In other words, Feingold is a complicated political figure, a pro-gun-rights progressive who risked losing his Senate seat during the 2004 election cycle rather than let the national Democratic Party use "soft" campaign contributions to counter Republican attack ads against his campaign.

Clearly ambitious -- he flirted briefly with a 2008 presidential bid -- and buoyed by the politician's sometimes unfathomable self-assurance, Feingold is one of the more intriguing figures on the American political landscape.

Yet hailing from small-market Wisconsin, he remains unknown to most Americans. Unfortunately, Sanford D. Horwitt's new biography, "Feingold," doesn't get us much closer to understanding him.

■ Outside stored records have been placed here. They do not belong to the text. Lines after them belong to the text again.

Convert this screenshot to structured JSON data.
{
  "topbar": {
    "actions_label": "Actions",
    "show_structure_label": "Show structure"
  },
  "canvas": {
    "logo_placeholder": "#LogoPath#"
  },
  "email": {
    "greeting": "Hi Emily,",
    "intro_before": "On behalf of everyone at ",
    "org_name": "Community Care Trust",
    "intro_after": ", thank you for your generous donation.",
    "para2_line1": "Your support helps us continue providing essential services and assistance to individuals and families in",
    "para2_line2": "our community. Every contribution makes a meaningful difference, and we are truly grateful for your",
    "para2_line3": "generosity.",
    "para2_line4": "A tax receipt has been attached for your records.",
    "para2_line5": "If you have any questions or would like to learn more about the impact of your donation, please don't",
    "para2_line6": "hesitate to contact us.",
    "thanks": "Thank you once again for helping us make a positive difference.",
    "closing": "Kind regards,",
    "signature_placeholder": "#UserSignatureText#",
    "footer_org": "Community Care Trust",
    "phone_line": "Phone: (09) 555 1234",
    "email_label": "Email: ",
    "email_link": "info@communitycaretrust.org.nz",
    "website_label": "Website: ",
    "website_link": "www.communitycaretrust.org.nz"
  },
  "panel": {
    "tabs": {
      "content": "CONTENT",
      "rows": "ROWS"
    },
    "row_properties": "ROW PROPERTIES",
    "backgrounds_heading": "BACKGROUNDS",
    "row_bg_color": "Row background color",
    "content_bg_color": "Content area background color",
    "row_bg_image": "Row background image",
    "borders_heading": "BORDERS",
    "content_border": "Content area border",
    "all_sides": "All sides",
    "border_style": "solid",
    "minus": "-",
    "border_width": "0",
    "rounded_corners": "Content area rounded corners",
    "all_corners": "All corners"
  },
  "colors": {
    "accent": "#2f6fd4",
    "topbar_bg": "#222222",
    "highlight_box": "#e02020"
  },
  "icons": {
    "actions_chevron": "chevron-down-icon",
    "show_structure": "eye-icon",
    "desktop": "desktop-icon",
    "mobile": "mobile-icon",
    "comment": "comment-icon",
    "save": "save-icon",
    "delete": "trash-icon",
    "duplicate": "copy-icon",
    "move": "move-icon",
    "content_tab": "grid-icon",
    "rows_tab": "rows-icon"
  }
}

Horwitt notes that although he worked with Feingold's cooperation, the book is not an "authorized biography" in which the subject was allowed to approve the final manuscript. Feingold didn't need to.

Clearly, Horwitt is on his side, and despite pretensions, this is little more than a candidate's campaign bio.

In his introduction, Horwitt describes Feingold as "important because he represents the kind of courageous leadership that is so urgently needed in these troubling times." Horwitt's stated ambition: To use the story of Feingold's life "to encourage others -- public officials and ordinary citizens alike -- to act on their idealism and take risks to transform the 'real world' into the kind of world that we would like it to be."

Not the kind of approach apt to result in an engaging and informative biography.